Das Amtsgericht in Utrecht lehnte Pauls Antrag auf Einstweilige Verfügung gegen die vom niederländischen NOK und dem Eissportverband KNSB verhängte Strafe ab.

Der KNSB hatte Paul für ein Jahr die Trainerlizenz entzogen. Zudem darf sie bis nach den Winterspielen 2014 in Sotschi keine Funktion innerhalb des Verbandes ausüben. Letzteres gilt auch für ihre frühere Läuferin Gretha Smit, die mittlerweile zurückgetreten ist.

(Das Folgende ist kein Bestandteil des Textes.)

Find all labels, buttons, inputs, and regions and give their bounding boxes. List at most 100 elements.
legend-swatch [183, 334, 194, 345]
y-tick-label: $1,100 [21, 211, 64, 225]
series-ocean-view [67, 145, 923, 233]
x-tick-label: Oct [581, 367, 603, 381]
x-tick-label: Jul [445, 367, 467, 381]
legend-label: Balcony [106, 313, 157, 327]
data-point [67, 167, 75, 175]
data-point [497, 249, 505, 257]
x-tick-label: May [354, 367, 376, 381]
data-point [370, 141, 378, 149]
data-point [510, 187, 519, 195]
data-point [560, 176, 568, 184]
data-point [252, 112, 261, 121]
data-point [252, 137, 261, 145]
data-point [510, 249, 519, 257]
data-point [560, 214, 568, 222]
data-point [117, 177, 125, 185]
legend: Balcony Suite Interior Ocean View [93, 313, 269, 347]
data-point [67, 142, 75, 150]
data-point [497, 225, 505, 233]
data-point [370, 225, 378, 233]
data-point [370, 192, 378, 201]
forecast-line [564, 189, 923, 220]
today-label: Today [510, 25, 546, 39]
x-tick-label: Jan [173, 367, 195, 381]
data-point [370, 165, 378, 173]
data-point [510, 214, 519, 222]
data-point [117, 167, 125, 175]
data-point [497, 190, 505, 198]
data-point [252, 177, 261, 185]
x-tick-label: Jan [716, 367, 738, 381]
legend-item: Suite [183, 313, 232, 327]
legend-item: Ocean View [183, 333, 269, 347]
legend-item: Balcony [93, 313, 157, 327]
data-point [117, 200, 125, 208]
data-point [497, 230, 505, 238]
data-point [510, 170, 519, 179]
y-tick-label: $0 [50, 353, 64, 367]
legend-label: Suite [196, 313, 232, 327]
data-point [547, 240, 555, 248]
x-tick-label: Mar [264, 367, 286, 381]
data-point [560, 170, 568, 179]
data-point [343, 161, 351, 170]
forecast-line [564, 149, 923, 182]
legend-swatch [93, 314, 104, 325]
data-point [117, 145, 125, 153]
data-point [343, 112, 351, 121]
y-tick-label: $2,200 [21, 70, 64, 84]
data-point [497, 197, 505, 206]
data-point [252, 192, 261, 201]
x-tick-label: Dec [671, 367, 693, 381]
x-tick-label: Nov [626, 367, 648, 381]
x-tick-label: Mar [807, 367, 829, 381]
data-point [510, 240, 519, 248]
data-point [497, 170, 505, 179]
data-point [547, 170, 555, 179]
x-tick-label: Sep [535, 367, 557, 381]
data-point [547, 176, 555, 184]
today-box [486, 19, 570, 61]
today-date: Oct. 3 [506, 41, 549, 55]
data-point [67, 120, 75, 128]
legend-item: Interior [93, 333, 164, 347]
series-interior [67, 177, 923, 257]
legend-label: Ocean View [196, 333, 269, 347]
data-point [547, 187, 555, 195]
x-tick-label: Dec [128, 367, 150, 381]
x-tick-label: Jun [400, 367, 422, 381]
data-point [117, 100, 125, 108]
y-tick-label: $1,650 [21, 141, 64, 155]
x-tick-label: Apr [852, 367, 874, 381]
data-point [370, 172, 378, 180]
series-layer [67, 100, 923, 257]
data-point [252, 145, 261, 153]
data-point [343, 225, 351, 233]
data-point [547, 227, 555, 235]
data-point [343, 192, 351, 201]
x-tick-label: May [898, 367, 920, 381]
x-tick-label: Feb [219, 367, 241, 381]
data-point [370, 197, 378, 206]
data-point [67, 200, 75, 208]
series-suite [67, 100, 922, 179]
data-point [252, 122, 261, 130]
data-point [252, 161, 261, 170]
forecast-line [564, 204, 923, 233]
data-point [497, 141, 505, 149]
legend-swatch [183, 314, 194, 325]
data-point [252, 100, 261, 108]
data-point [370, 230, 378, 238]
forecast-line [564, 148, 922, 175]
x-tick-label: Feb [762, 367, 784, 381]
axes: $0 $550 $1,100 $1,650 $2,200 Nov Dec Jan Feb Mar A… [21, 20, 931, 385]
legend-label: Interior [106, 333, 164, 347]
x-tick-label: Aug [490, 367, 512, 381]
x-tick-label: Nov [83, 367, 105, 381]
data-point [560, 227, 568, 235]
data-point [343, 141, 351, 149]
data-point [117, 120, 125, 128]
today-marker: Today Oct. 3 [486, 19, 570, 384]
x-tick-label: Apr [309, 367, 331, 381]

Paul und Smit sollen im Februar 2006 in Turin der polnischen Läuferin Katarzyna Wojcicka mindestens dreimal einen Geldbetrag von zuerst 40.000, dann 50.000 Euro sowie ein Auto angeboten haben. Smit wäre bei einem Verzicht Wojcickas die erste Nachrückerin gewesen. Bei einem Start hätte sie zu den Medaillenkandidatinnen gezählt. Die Polin lehnte die Angebote ab.